The end of the first week of add/drop period usually brings a quiet sense of relief and order in a storm of chaos; most students are set with their schedules by this time, and only the few unlucky stragglers are left still scrambling for classes in the dying days of shopping period. This semester, however, has been characterized by an unusual surge in the number of harried students who are still looking for classes as late as today. Over enrollment appears to be a pressing problem: a lot of hassled students have reported being unable to get into classes required for their major; many professors and departments seem to be stretching themselves beyond their capacity to accommodate the overwhelming demand from the student body.

The reasons behind this sudden surge in demand for classes are varied and complicated. Two pressing factors appear to be that the unexpectedly large size of the class of 2014 disrupted the student-faculty ratio, and that there is a change in enrollment patterns for unexplained reasons. One hypothesis is that, given the uncertain economic climate, more students are enrolling in what they see as “practical” majors and courses: the psychology, economics and mathematics departments are just a few of the ones that are feeling the strain.
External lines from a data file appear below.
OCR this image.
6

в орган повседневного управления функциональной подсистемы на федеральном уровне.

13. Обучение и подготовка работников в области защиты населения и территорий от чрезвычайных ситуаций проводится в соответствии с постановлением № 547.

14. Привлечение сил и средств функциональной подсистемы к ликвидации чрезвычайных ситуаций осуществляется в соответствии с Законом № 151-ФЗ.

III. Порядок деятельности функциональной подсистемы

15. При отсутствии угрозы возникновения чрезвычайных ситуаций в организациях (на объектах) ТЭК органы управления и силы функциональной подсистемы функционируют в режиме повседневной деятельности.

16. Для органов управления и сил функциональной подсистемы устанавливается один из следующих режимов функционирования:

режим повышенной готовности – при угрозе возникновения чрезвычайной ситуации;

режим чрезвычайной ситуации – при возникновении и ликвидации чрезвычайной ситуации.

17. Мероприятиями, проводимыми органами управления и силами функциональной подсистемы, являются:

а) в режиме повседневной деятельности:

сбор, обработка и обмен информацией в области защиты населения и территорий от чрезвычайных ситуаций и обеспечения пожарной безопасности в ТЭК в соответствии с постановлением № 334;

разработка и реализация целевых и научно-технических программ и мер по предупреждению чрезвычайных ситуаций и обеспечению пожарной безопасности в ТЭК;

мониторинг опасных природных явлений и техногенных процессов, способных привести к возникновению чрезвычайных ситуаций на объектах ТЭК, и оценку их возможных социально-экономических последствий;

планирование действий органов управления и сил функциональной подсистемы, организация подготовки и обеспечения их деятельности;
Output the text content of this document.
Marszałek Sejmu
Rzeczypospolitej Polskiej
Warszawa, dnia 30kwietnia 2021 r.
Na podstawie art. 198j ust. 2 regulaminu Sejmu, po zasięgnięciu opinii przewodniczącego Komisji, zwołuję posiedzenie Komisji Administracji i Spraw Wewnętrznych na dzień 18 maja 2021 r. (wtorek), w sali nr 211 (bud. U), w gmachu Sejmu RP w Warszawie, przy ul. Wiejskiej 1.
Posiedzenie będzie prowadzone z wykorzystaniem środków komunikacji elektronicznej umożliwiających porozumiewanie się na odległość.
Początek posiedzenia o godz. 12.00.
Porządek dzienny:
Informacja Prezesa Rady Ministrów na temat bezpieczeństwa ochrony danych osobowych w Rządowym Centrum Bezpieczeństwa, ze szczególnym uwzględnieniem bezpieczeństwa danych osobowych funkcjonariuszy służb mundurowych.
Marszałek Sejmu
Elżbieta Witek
Indeed, one could point to a general hangover from the recession as a factor behind course over enrollments this semester. While the problems that arose took everybody by surprise, the faculty and administration are growing aware of and sensitive to the problem. Many students have recently been invited to join departments in the quest for more faculty hires.

The Student believes it imperative that the administration work towards finding a solution to over enrollments as soon as possible. Amherst prides itself on its low student-faculty ratio, and accessibility to both professors and classes.
Faced with the pressure of over enrollment, departments should not be trying to stretch themselves thin and overworking in response to this surge in demand, when their time and resources are better spent devoted to their respective academic pursuits.

We need to make this a priority.

Until measures are taken, students should go into next semester better prepared to deal with the situation. Every student should look into short term solutions such as packing the first week with prospective classes and back-ups, exploring majors and departments outside one’s usual interests and better utilizing the Five College system.
The administration has already made a great step to soften the blow of an unexpected rejection: starting next semester, every professor is required to disclose on the course website their policy for dropping students from their classes. While it is important for us to acknowledge the problematic situation and understand the complexity of its roots, it is heartening to see the College take several positive steps forward.